Cuantos muertos más ha de
cobrarse la batalla antes de decantarse
y dejar en los hombres su patética memoria. De dejar en el perdedor la amargura
de sentirse humillado, lacerado tratado injustamente por el destino y por los
dioses, de dejar en el vencedor la equívoca sensación de poder reclamar,
imponer, su verdad por su victoria
La sangre que empapa ya la
arcilla, las conciencias, las espadas, vertida sin desmayo por los cuerpos, por
las armas, por los dioses sedientos e insaciables, manchará por generaciones a
las tierras y a los hombres, a la razón
y a la memoria.
No importa con cuantos mantos
temporales intente cubrir su vergüenza la montaña donde los muertos se
acumulan.
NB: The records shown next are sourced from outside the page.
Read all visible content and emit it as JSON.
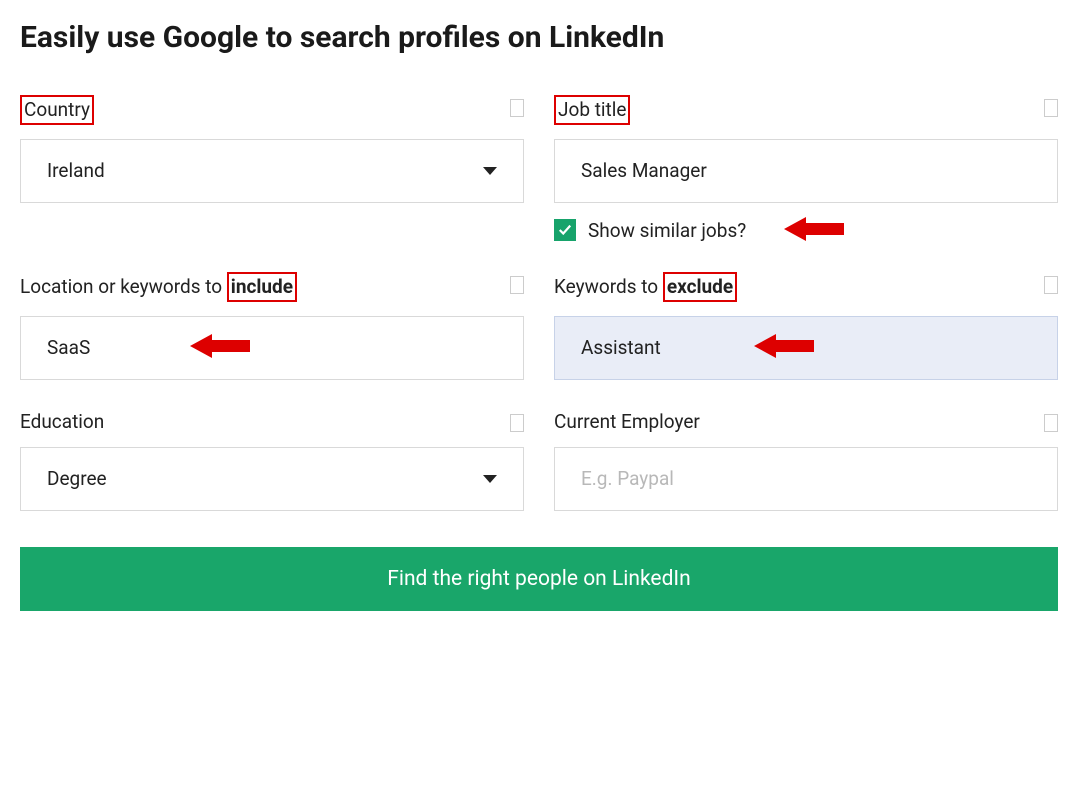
{
  "title": "Easily use Google to search profiles on LinkedIn",
  "fields": {
    "country": {
      "label": "Country",
      "value": "Ireland"
    },
    "job_title": {
      "label": "Job title",
      "value": "Sales Manager",
      "similar_label": "Show similar jobs?",
      "similar_checked": true
    },
    "include": {
      "label_pre": "Location or keywords to ",
      "label_keyword": "include",
      "value": "SaaS"
    },
    "exclude": {
      "label_pre": "Keywords to ",
      "label_keyword": "exclude",
      "value": "Assistant"
    },
    "education": {
      "label": "Education",
      "value": "Degree"
    },
    "employer": {
      "label": "Current Employer",
      "placeholder": "E.g. Paypal",
      "value": ""
    }
  },
  "submit_label": "Find the right people on LinkedIn"
}
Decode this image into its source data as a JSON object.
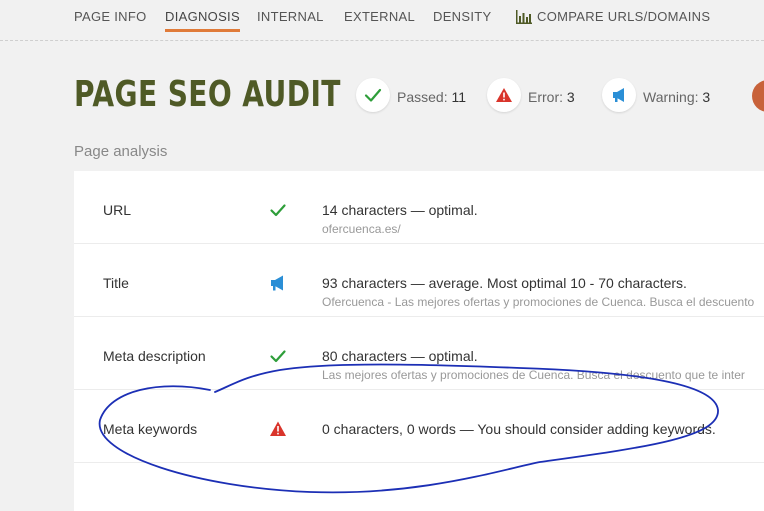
{
  "nav": {
    "items": [
      {
        "label": "PAGE INFO"
      },
      {
        "label": "DIAGNOSIS",
        "active": true
      },
      {
        "label": "INTERNAL"
      },
      {
        "label": "EXTERNAL"
      },
      {
        "label": "DENSITY"
      },
      {
        "label": "COMPARE URLS/DOMAINS",
        "icon": "bar-chart-icon"
      }
    ]
  },
  "header": {
    "title": "PAGE SEO AUDIT"
  },
  "stats": {
    "passed": {
      "label": "Passed:",
      "value": "11",
      "icon": "checkmark-icon",
      "color": "#2e9e3a"
    },
    "error": {
      "label": "Error:",
      "value": "3",
      "icon": "warning-triangle-icon",
      "color": "#d9342b"
    },
    "warning": {
      "label": "Warning:",
      "value": "3",
      "icon": "megaphone-icon",
      "color": "#2b8fd6"
    }
  },
  "section": {
    "title": "Page analysis"
  },
  "rows": [
    {
      "label": "URL",
      "status": "checkmark-icon",
      "main": "14 characters — optimal.",
      "sub": "ofercuenca.es/"
    },
    {
      "label": "Title",
      "status": "megaphone-icon",
      "main": "93 characters — average. Most optimal 10 - 70 characters.",
      "sub": "Ofercuenca - Las mejores ofertas y promociones de Cuenca. Busca el descuento"
    },
    {
      "label": "Meta description",
      "status": "checkmark-icon",
      "main": "80 characters — optimal.",
      "sub": "Las mejores ofertas y promociones de Cuenca. Busca el descuento que te inter"
    },
    {
      "label": "Meta keywords",
      "status": "warning-triangle-icon",
      "main": "0 characters, 0 words — You should consider adding keywords.",
      "sub": ""
    }
  ],
  "colors": {
    "accent": "#e07b39",
    "title": "#4f5a26",
    "annotation": "#1c2fb5"
  }
}
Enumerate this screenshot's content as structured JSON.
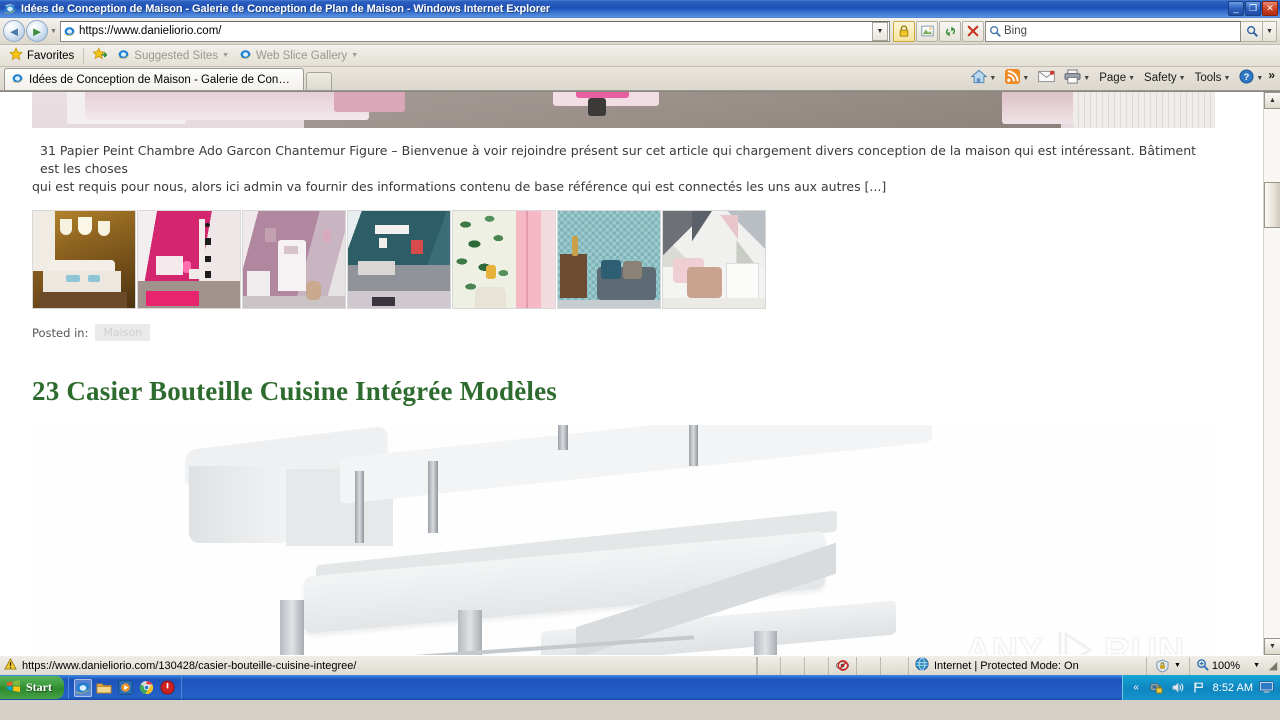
{
  "window": {
    "title": "Idées de Conception de Maison - Galerie de Conception de Plan de Maison - Windows Internet Explorer",
    "minimize_label": "_",
    "maximize_label": "❐",
    "close_label": "✕"
  },
  "nav": {
    "back_label": "◄",
    "forward_label": "►",
    "recent_caret": "▼",
    "address_value": "https://www.danieliorio.com/",
    "address_dropdown_caret": "▼",
    "icons": {
      "page_icon": "ie-page-icon",
      "lock_icon": "lock-icon",
      "compat_icon": "compatibility-view-icon",
      "refresh_icon": "refresh-icon",
      "stop_icon": "stop-icon"
    },
    "search_placeholder": "Bing",
    "search_go_label": "⌕",
    "search_dropdown_caret": "▼"
  },
  "favorites_bar": {
    "favorites_label": "Favorites",
    "add_to_favorites_icon": "add-favorites-icon",
    "items": [
      {
        "label": "Suggested Sites",
        "caret": "▼"
      },
      {
        "label": "Web Slice Gallery",
        "caret": "▼"
      }
    ]
  },
  "tabs": {
    "items": [
      {
        "label": "Idées de Conception de Maison - Galerie de Conceptio..."
      }
    ],
    "new_tab_label": ""
  },
  "command_bar": {
    "items": [
      {
        "name": "home",
        "label": "",
        "icon": "home-icon",
        "caret": "▼"
      },
      {
        "name": "feeds",
        "label": "",
        "icon": "rss-icon",
        "caret": "▼"
      },
      {
        "name": "mail",
        "label": "",
        "icon": "mail-icon",
        "caret": ""
      },
      {
        "name": "print",
        "label": "",
        "icon": "printer-icon",
        "caret": "▼"
      },
      {
        "name": "page",
        "label": "Page",
        "icon": "",
        "caret": "▼"
      },
      {
        "name": "safety",
        "label": "Safety",
        "icon": "",
        "caret": "▼"
      },
      {
        "name": "tools",
        "label": "Tools",
        "icon": "",
        "caret": "▼"
      },
      {
        "name": "help",
        "label": "",
        "icon": "help-icon",
        "caret": "▼"
      }
    ],
    "overflow_label": "»"
  },
  "page": {
    "excerpt_line1": "31 Papier Peint Chambre Ado Garcon Chantemur Figure – Bienvenue à voir rejoindre présent sur cet article qui chargement divers conception de la maison qui est intéressant. Bâtiment est les choses",
    "excerpt_line2": "qui est requis pour nous, alors ici admin va fournir des informations contenu de base référence qui est connectés les uns aux autres [...]",
    "posted_in_label": "Posted in:",
    "category_tag": "Maison",
    "post_title": "23 Casier Bouteille Cuisine Intégrée Modèles",
    "post_title_color": "#2e6b2e",
    "thumbnails": [
      {
        "alt": "chambre-papier-peint-dore-lit-blanc"
      },
      {
        "alt": "chambre-rose-fuchsia-etoiles"
      },
      {
        "alt": "chambre-mauve-armoire-blanche"
      },
      {
        "alt": "chambre-bleu-canard-lit-gris"
      },
      {
        "alt": "papier-peint-feuillage-porte-rose"
      },
      {
        "alt": "papier-peint-bleu-vert-commode-bois"
      },
      {
        "alt": "papier-peint-triangles-gris-fauteuil"
      }
    ],
    "watermark_left": "ANY",
    "watermark_right": "RUN"
  },
  "scrollbar": {
    "up_arrow": "▲",
    "down_arrow": "▼"
  },
  "status_bar": {
    "warning_icon": "warning-icon",
    "status_url": "https://www.danieliorio.com/130428/casier-bouteille-cuisine-integree/",
    "blocked_icon": "popup-blocked-icon",
    "globe_icon": "internet-zone-icon",
    "zone_text": "Internet | Protected Mode: On",
    "protected_icon": "protected-mode-icon",
    "protected_caret": "▼",
    "zoom_icon": "zoom-icon",
    "zoom_level": "100%",
    "zoom_caret": "▼"
  },
  "taskbar": {
    "start_label": "Start",
    "quick_launch": [
      {
        "name": "internet-explorer",
        "icon": "ie-icon",
        "active": true
      },
      {
        "name": "windows-explorer",
        "icon": "folder-icon",
        "active": false
      },
      {
        "name": "media-player",
        "icon": "media-player-icon",
        "active": false
      },
      {
        "name": "google-chrome",
        "icon": "chrome-icon",
        "active": false
      },
      {
        "name": "shutdown-tool",
        "icon": "power-icon",
        "active": false
      }
    ],
    "tray": {
      "expand_caret": "«",
      "icons": [
        {
          "name": "network-icon",
          "glyph": "🖧"
        },
        {
          "name": "volume-icon",
          "glyph": "🔊"
        },
        {
          "name": "flag-icon",
          "glyph": "⚑"
        }
      ],
      "clock": "8:52 AM",
      "show_desktop_icon": "show-desktop-icon"
    }
  },
  "colors": {
    "titlebar_blue": "#1e4fb4",
    "green_heading": "#2e6b2e",
    "taskbar_blue": "#2461c6",
    "start_green": "#3d9a3d"
  }
}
No importan los libros que la ensalcen, ni con cuantas florituras se
cuenten las hazañas. En realidad no importa ni siquiera el dolor de las
heridas, las vidas perdidas, la infamia que provocó la matanza. ¿Podrá el
vencedor pasados los años, los siglos, los tiempos venideros, reclamar la razón
de su victoria? ¿Podrá en algún momento el vencido olvidar su necesidad de una revancha,
de una venganza, de otra derrota?
Lo único importante, el único
legado que ha de persistir en la memoria es: ¿Cómo fuimos capaces? Y para eso no
habrá respuestas inocentes, no habrá héroes que lo mantengan, no habrá
discursos que borren la nefanda, la inhumana, la lacerante memoria del primer
muerto, la insufrible imagen de los campos anegados por la sangre, los
desgarradores gritos de victoria, los escalofriantes lamentos de agonía, el
silencio vengativo de los perdedores.